Jacques IBANÈS : Instants ravis (L’An Demain éd., 2024), 84 pages, 15 euros – 8, avenue Victor Hugo – 34200 Sète ou contact@landemain.fr

Pour Jacques Ibanès, ces moments volés au défilé paisible des jours d’été sont autant de ravissements inattendus que tout un chacun pourrait apprécier à son tour à condition d’ouvrir les yeux et de freiner sa bougeotte quotidienne. La quotidienneté de ces poèmes narratifs ne doit pas empêcher la poursuite d’une lecture attentive qui aboutira, soyez-en sûrs, à la découverte de lieux et d’instants partageables. Quitte à passer pour « un foutu admirateur de nuages », Jacques Ibanès convoque les fantômes de réfractaires et de libertaires tels que Thoreau, Léo Ferré, Baudelaire ou Apollinaire. Il se retrouve et se ressource dans sa demeure sauvage à Castans au pied de sa chère Montagne Noire. Il grimpe au sommet du Quiersboutou pour découvrir ce qui sera sa « dernière résidence », lieu élu pour une dispersion de cendres. Tous ces instants ravis « donnent l’illusion que quelque chose / n’est pas perdu / que la vie n’a pas été inutile ». Ici, particulièrement, il éprouvera « ce besoin de garder trace / de menues choses / qui n’intéressent personne », du moins le croit-il, car en y regardant de plus près, on se retrouve dans une situation où le local et le global se chevauchent et se complètent. Lisons ce beau livre pour un ravissement nécessaire en ces temps obscurs.

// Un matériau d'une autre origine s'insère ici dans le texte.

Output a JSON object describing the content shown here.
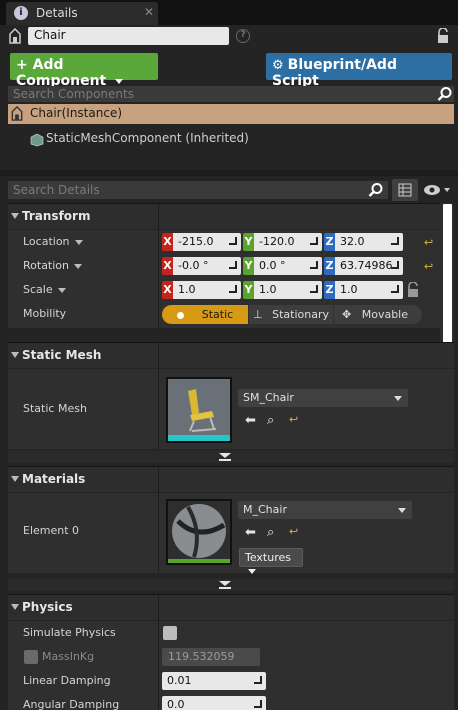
{
  "tab": {
    "title": "Details",
    "close": "✕"
  },
  "header": {
    "actor_name": "Chair",
    "help": "?"
  },
  "buttons": {
    "add_component": "+ Add Component",
    "blueprint": "Blueprint/Add Script"
  },
  "components": {
    "search_placeholder": "Search Components",
    "instance": "Chair(Instance)",
    "child": "StaticMeshComponent (Inherited)"
  },
  "details": {
    "search_placeholder": "Search Details"
  },
  "transform": {
    "title": "Transform",
    "rows": [
      {
        "label": "Location",
        "x": "-215.0",
        "y": "-120.0",
        "z": "32.0"
      },
      {
        "label": "Rotation",
        "x": "-0.0 °",
        "y": "0.0 °",
        "z": "63.74986"
      },
      {
        "label": "Scale",
        "x": "1.0",
        "y": "1.0",
        "z": "1.0"
      }
    ],
    "axis": {
      "x": "X",
      "y": "Y",
      "z": "Z"
    },
    "mobility": {
      "label": "Mobility",
      "options": [
        "Static",
        "Stationary",
        "Movable"
      ],
      "selected": "Static"
    }
  },
  "static_mesh": {
    "title": "Static Mesh",
    "label": "Static Mesh",
    "asset": "SM_Chair"
  },
  "materials": {
    "title": "Materials",
    "label": "Element 0",
    "asset": "M_Chair",
    "textures_btn": "Textures"
  },
  "physics": {
    "title": "Physics",
    "simulate_label": "Simulate Physics",
    "mass_label": "MassInKg",
    "mass_value": "119.532059",
    "linear_label": "Linear Damping",
    "linear_value": "0.01",
    "angular_label": "Angular Damping",
    "angular_value": "0.0"
  },
  "colors": {
    "accent_add": "#5aa73a",
    "accent_bp": "#2d6ea3",
    "selection": "#c8a27f",
    "mobility_active": "#d79a14"
  }
}
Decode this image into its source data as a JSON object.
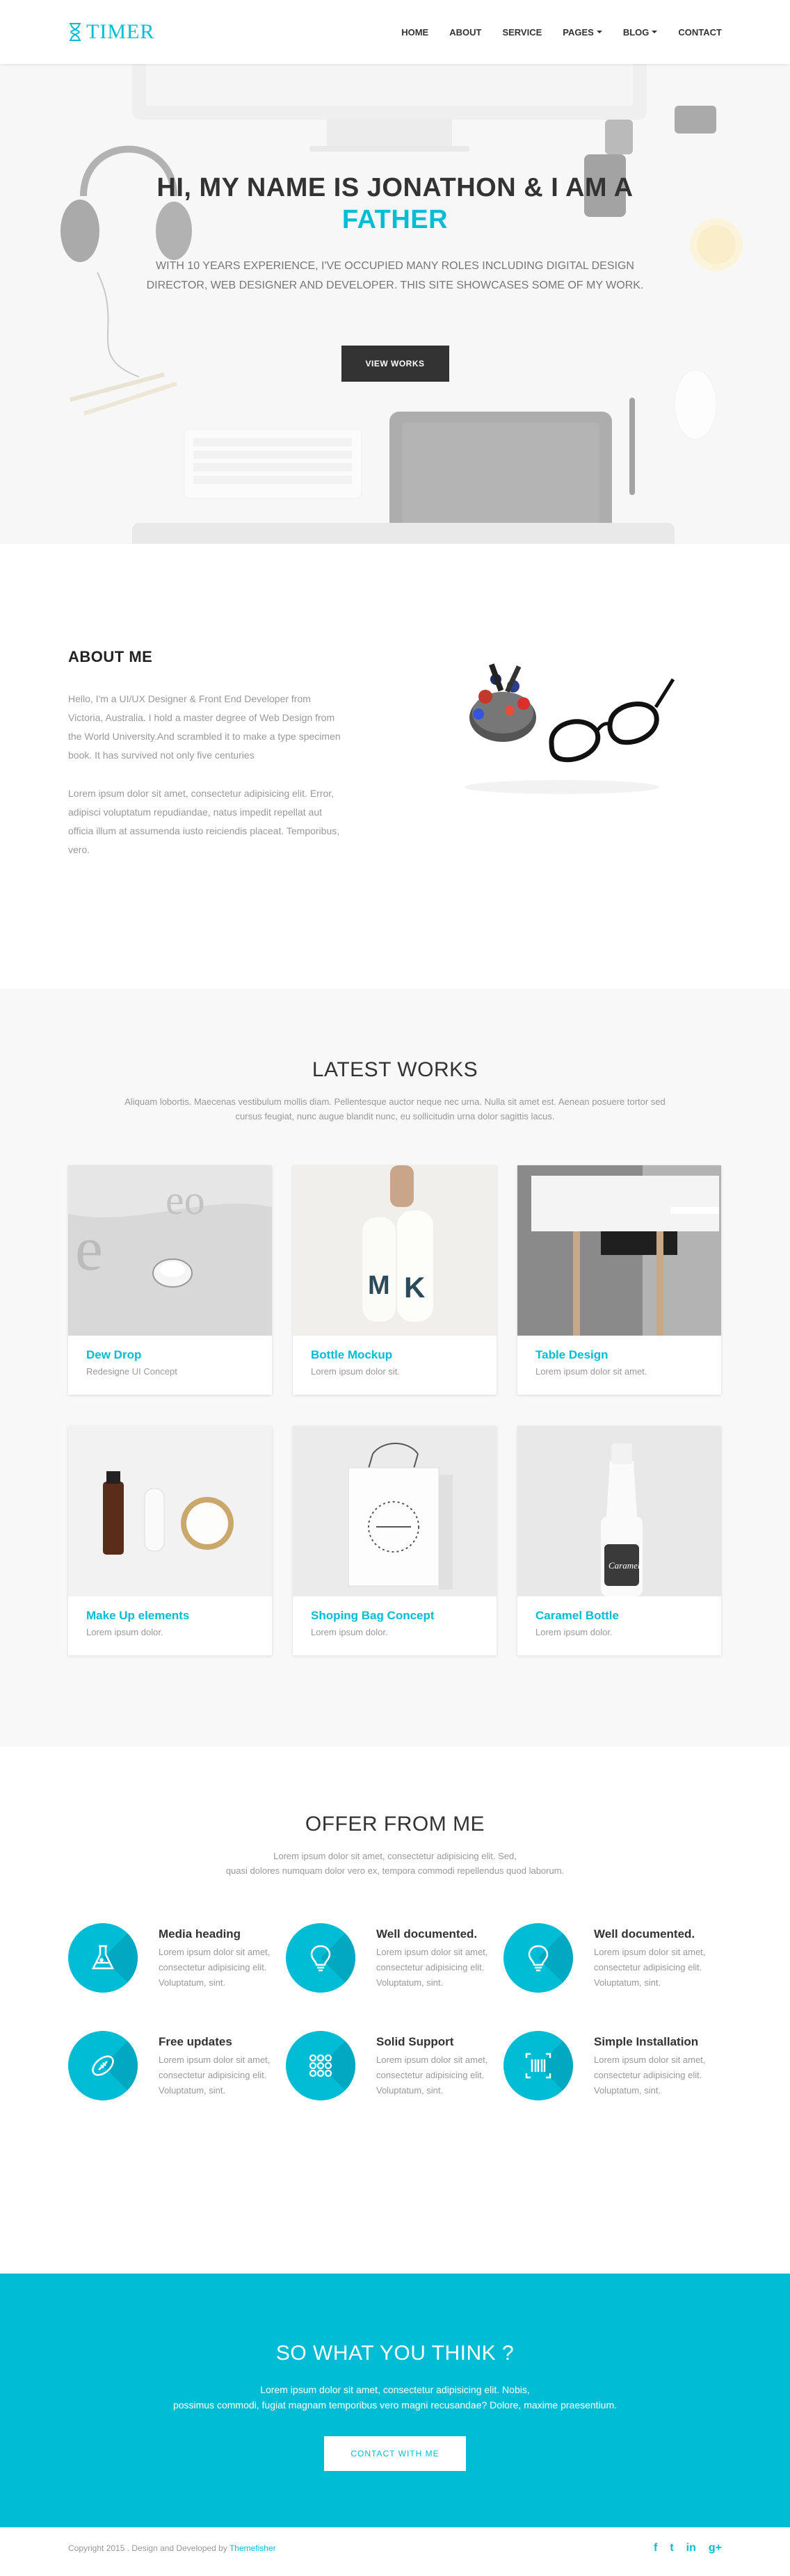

Jean-Claude TARDIF : Les chemins dérisoires (Petra éd., 2024), 90 pages, 12 euros – 12, rue de la Réunion – 75020 Paris ou info@editionspetra.fr

Non, les chemins pris par Jean-Claude Tardif ne sont pas dérisoires, bien au contraire. Ils sont les mêmes que ceux que nous pourrions suivre, si nous le voulions bien, en portant comme le poète une attention particulière aux minuscules choses qui nous entourent et que nous ne savons plus voir. Placé sous un exergue de Georges Perros et dédié à son ami disparu Jean-Claude Pirotte, cet ensemble de poèmes nous permet d’aller à la découverte de lieux marqués par la présence de certaines personnes : Lorca à Grenade, Max Jacob à Quimper, Guillevic à Carnac ou les Drano à Montpeyroux. D’ailleurs, Tardif nous prévient : « Ne vous moquez pas des chemins dérisoires, ils sont miens, vôtres aussi ». Dans cette errance maîtrisée, le poète se demande : « Qui sait à quoi songe un homme ordinaire quand il apprivoise un poème ? ». Ce qui résonne ici n’a rien d’un aveu, car, lorsqu’on connaît la solide bibliographie de l’auteur, on y relève l’authenticité d’une démarche généreuse et lyrique : « À moins que ce ne soit un bref, trop bref moment d’amitié ». Ce nouveau livre est là pour asseoir et consolider encore un peu plus une œuvre riche et multiforme.